83 Esta multifatoriedade inerente às PUA e aos défices cognitivos decorrentes da mesma constitui, assim, uma limitação ao estudo pois não é possível isolar e controlar todos estes fatores.

Tal como em todos os estudos sobre os efeitos do uso de substâncias no cérebro, este tipo de investigação é desafiante de conduzir e interpretar, devido à frequente presença de perturbações comórbidas que podem contribuir para os aparentes efeitos do consumo de álcool, assim como a influência da própria medicação para tratar as PUA e as comorbilidades psicopatológicas. Apesar de ter sido analisado estatisticamente, é possível que alguns fatores que possam causar comprometimento cognitivo (por exemplo, uso de ansiolíticos, antidepressivos, doença hepática, entre outros) possam ter influenciado os resultados.

A dimensão da bateria de testes utilizada constituiu um potencial fator de fadiga aos participantes, o que pode ter tido impacto nos testes aplicados em último lugar.
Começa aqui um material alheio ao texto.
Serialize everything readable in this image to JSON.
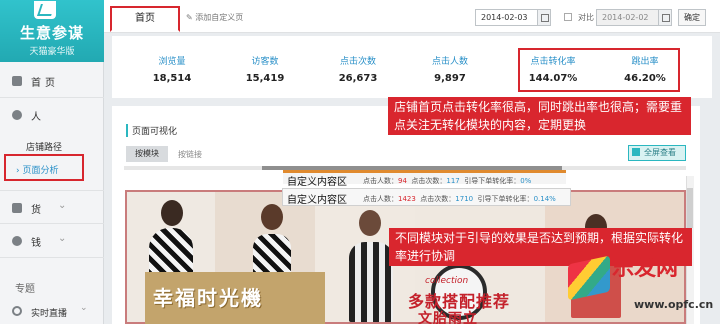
{
  "sidebar": {
    "logo_title": "生意参谋",
    "logo_subtitle": "天猫豪华版",
    "items": [
      {
        "label": "首页",
        "icon": "home-icon"
      },
      {
        "label": "人",
        "icon": "user-icon"
      }
    ],
    "sub_items": [
      "店铺路径",
      "页面分析"
    ],
    "more": [
      {
        "label": "货",
        "icon": "box-icon"
      },
      {
        "label": "钱",
        "icon": "money-icon"
      }
    ],
    "special_label": "专题",
    "live_label": "实时直播"
  },
  "header": {
    "tab_home": "首页",
    "tab_add": "添加自定义页",
    "date_start": "2014-02-03",
    "compare_label": "对比",
    "date_compare": "2014-02-02",
    "confirm_label": "确定"
  },
  "stats": [
    {
      "label": "浏览量",
      "value": "18,514"
    },
    {
      "label": "访客数",
      "value": "15,419"
    },
    {
      "label": "点击次数",
      "value": "26,673"
    },
    {
      "label": "点击人数",
      "value": "9,897"
    },
    {
      "label": "点击转化率",
      "value": "144.07%"
    },
    {
      "label": "跳出率",
      "value": "46.20%"
    }
  ],
  "section": {
    "title": "页面可视化",
    "tab_module": "按模块",
    "tab_link": "按链接",
    "fullscreen": "全屏查看"
  },
  "zones": [
    {
      "title": "自定义内容区",
      "clicks_label": "点击人数：",
      "clicks": "94",
      "times_label": "点击次数：",
      "times": "117",
      "rate_label": "引导下单转化率：",
      "rate": "0%"
    },
    {
      "title": "自定义内容区",
      "clicks_label": "点击人数：",
      "clicks": "1423",
      "times_label": "点击次数：",
      "times": "1710",
      "rate_label": "引导下单转化率：",
      "rate": "0.14%"
    }
  ],
  "canvas": {
    "brand_text": "幸福时光機",
    "collection": "collection",
    "promo_line1": "多款搭配推荐",
    "promo_line2": "文胎雨立"
  },
  "annotations": {
    "a1": "店铺首页点击转化率很高，同时跳出率也很高；需要重点关注无转化模块的内容，定期更换",
    "a2": "不同模块对于引导的效果是否达到预期，根据实际转化率进行协调"
  },
  "watermark": {
    "brand": "乐发网",
    "url": "www.opfc.cn"
  },
  "colors": {
    "accent": "#2bb7c0",
    "highlight": "#d7262e",
    "link": "#2a90c8"
  }
}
Sugere-se, por isso, o recurso a provas menos extensas, evitando a fadiga dos participantes. Por outro lado, a dimensão da bateria de testes permitiu uma avaliação relativamente abrangente da amostra.

Estudos futuros podem basear-se nestes resultados, com amostras maiores e medição de fatores moderadores e mediadores para ampliar a nossa compreensão de como o comprometimento cognitivo influencia os resultados.